I studied theology before I intended to candidate for the ministry. I had in many ways a purely intellectual love of the idea of God. I wrote essays on ‘Evil and the God of Love’ and probably felt I knew the answer. Years later while a chaplain in a hospice I was never once asked a ‘why question’ that demanded a revision of my past efforts. What I heard then, and do now, was not "Why is all this happening to me?", but "This hurts, I’m afraid, I feel lonely; will you come back tomorrow, or stay with me a while?"

The answer to the deepest 'why' questions is  not a philosophical discourse, but human presence. And in that presence, one becomes a channel of God’s love. In a profound way, by being prepared to be with someone who is hurting, you are being Christ for them.

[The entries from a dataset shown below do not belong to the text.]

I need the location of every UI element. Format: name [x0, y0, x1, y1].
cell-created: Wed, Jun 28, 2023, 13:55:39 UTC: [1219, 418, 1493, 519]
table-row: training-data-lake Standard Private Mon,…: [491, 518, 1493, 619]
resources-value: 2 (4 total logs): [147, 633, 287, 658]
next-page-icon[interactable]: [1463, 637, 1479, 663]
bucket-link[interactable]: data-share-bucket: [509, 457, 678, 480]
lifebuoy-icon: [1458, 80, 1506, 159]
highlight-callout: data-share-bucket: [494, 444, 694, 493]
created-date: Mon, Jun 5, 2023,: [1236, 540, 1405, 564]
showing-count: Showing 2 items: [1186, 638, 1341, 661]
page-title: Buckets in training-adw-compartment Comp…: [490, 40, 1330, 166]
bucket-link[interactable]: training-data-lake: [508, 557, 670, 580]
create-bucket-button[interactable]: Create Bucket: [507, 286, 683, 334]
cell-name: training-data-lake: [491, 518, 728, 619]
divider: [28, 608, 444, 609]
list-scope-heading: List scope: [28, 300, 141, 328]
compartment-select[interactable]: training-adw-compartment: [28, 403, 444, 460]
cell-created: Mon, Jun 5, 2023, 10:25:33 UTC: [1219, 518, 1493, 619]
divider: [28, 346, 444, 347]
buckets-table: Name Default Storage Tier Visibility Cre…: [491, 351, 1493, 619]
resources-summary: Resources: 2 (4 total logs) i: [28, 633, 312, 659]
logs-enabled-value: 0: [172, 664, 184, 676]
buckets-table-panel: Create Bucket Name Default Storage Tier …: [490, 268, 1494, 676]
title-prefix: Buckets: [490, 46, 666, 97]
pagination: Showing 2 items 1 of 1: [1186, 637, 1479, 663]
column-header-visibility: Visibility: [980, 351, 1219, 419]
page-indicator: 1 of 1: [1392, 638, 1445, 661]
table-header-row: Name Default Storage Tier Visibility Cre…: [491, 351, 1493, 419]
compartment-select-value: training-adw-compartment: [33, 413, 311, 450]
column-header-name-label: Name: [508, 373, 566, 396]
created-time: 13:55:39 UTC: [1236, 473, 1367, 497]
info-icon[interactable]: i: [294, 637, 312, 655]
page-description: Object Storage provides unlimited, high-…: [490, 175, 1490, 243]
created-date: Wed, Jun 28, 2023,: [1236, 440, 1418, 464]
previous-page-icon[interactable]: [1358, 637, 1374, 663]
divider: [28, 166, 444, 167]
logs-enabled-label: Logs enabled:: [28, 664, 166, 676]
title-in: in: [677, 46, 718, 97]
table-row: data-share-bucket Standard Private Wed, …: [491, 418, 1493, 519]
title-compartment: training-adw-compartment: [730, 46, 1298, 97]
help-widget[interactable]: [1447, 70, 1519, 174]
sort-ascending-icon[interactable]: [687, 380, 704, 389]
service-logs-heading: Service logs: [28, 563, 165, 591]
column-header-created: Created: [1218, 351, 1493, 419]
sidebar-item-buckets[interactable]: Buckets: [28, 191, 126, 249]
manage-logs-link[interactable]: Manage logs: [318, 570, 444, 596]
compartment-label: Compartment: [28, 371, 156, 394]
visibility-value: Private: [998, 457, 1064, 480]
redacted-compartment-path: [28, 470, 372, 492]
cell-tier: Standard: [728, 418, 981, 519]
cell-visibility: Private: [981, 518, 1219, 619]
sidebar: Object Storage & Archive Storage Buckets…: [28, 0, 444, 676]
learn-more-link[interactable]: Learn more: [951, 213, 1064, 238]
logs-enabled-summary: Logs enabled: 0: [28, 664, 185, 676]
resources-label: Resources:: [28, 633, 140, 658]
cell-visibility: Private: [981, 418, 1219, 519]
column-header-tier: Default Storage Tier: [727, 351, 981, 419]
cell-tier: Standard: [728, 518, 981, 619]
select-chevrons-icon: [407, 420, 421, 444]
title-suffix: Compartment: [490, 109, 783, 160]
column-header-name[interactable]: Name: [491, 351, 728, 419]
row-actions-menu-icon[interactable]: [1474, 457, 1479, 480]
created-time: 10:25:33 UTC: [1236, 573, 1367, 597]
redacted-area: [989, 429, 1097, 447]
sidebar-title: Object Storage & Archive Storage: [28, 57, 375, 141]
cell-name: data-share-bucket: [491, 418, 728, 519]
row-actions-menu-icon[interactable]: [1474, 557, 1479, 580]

What do you feel as you read Job’s questions? I wonder if you sense his anger, his loneliness, his misery. And what do you want to do about it? Do you want to ignore it, run away, or explain it away? Or do you want to comfort or distract him? The author of Job is inviting us to stay with the question and not hurry away somewhere else. We're asked to experience the discomfort that another’s pain can evoke. And in staying, I believe, we encounter God, whose answer to the suffering world was not a book, even the Bible, but a presence, the ‘Word made Flesh’. In that mystery of a present God, a crucified God, we have the divine response to the philosophical problem of pain, and the divine command ‘to do likewise’.

To Ponder:

  • How do you respond to your own suffering, of heart and mind?
  • How do you run away or distract yourself?
  • Where might God be in that discomfort?

Prayer

Give me courage to ‘watch with you’ and not fall asleep. To be present to my own suffering and to that of others.